To be fair to the government, within weeks of the disastrous budget presented in July, some corrective measures were taken, including a significant cut in corporate taxes. But the reforms still don’t go far enough or deep enough.
If anything, they are tentative and unlikely to kickstart the economy, much less instil confidence in the productive sections of the economy, those who create wealth, that they will be facilitated instead of being treated as criminals and penalised for being successful. Nor is there any confidence that they won’t be harassed by every two-bit babu, or be obstructed at every stage by an extortionist bureaucracy demanding their rents in exchange for letting people do their business.
The biggest problem for the government now is a credibility issue. This is partly a function of the fact that governments find it difficult to speak the truth because admitting failure makes for bad politics. This then catches the government in a trap. The very nature of an official’s job demands that she defends every action of the government and talks up the economy. This is the reason why officials continue to deny that the economy is heading towards a crisis and quarter after every weak quarter, officials keep insisting that the slowdown has bottomed out and the revival of the economy is around the corner. The trouble is that the loss of credibility — the same guys first go blue in the face denying that the economy was sliding, then claim that the economy will rebound in the next quarter, which never seems to come — ensures that their attempts to talk up the economy fall flat because no one takes what they say seriously.
Junk outdated ideas
The simple truth is that the government just doesn’t get the fact that its whack-a-mole approach to tackling the economy’s problems isn’t going to work. Nor will doubling down on policies that have proven to be failures — reviving Air India for example — lead to any kind of improvement.
What India needs is sensible but sweeping reform; what India is getting is Soviet-style targets for the bureaucracy. Complicated and convoluted procedures designed by the unimaginative bureaucracy only fuel corruption and act as a disincentive for businesses from becoming part of the system. Worse, they spawn extortion and tax terrorism.

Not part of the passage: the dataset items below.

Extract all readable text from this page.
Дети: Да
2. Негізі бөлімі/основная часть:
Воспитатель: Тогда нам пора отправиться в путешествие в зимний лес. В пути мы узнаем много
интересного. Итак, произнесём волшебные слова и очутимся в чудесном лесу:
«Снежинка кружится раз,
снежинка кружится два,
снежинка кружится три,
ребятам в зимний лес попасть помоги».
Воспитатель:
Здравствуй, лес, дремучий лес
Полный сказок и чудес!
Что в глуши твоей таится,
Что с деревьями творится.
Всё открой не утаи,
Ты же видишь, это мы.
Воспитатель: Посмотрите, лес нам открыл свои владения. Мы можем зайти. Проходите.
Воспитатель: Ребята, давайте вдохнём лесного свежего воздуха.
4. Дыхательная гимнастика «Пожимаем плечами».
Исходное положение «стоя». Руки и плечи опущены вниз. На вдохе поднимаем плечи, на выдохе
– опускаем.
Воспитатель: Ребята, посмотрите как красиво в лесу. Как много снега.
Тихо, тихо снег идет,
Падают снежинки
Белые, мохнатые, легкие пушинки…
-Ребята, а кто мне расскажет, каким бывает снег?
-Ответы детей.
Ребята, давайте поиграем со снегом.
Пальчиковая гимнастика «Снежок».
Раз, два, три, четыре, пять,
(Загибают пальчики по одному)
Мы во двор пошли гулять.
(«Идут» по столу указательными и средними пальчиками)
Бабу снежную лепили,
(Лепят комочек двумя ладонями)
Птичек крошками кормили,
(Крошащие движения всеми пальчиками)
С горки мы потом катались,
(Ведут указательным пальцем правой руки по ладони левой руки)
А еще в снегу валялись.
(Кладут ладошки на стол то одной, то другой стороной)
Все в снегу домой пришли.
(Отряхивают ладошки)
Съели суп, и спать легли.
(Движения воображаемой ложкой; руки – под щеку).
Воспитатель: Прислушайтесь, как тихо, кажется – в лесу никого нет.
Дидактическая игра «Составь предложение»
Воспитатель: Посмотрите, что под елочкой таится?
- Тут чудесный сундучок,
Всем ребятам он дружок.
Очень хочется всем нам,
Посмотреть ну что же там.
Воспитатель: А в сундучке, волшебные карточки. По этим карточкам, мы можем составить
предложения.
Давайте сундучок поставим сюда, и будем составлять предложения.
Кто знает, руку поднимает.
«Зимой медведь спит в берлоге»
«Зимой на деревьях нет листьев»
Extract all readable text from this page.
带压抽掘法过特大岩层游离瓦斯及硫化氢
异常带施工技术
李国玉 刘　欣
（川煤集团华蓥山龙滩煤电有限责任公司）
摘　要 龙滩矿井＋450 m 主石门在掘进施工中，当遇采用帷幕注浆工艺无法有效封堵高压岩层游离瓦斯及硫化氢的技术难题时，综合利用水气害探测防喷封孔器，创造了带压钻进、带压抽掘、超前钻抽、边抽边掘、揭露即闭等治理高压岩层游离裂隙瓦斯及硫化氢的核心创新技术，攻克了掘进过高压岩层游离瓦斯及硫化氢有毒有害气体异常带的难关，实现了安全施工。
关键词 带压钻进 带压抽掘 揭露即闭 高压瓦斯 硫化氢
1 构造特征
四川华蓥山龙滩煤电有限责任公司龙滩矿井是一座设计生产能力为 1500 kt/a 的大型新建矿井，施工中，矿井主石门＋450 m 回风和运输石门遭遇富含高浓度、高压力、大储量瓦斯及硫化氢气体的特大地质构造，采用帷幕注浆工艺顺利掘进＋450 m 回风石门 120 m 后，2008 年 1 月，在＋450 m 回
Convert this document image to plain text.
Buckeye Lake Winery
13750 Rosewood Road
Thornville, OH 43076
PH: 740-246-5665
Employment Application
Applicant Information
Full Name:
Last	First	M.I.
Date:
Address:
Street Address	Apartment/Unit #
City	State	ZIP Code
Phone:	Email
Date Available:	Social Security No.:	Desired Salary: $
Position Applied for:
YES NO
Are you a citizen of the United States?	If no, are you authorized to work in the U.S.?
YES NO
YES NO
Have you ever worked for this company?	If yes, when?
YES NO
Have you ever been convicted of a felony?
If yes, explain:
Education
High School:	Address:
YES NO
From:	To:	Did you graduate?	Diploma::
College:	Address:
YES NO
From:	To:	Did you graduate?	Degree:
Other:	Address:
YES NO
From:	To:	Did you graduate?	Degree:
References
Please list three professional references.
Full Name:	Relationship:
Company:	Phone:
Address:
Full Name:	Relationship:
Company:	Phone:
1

GST is a prime example. The most path-breaking reform of the Modi government has become a millstone around the neck of businesses because of the complexities in complying with the procedures, paperwork and some utterly bizarre provisions of the GST regime.
Stimulate commerce
The really surprising part is that PM Modi has a pretty good understanding of what needs to be done. Take out all his speeches from the 2014 Lok Sabha election campaign and it is clear he had the right ideas on how to take the economy to new heights. And yet, when it comes to implementation, many of his flagship projects have simply not taken off.
For instance, the ‘Make in India’ programme has nothing to show for it and only a masochist would want to ‘Make in India’ given the sort of obstacles and headaches manufacturing involves — it is so much easier to import from China and make a handsome profit than undergo the torture of making in India. The government has of course done reasonably well in its social welfare projects. It has managed to touch the lives of hundreds of millions of people who until now had only received lip service from the politicians and the Indian state. But the thing is that the government cannot sustain these welfare projects if its coffers are empty; but the coffers won’t fill up until businesses make money, which will not happen if profits are treated as evil and wealth is considered a sin, and businessmen are seen as criminals. Unfortunately, the BJP government seems to have imbibed and internalised the Communists’ contempt for sensible economics.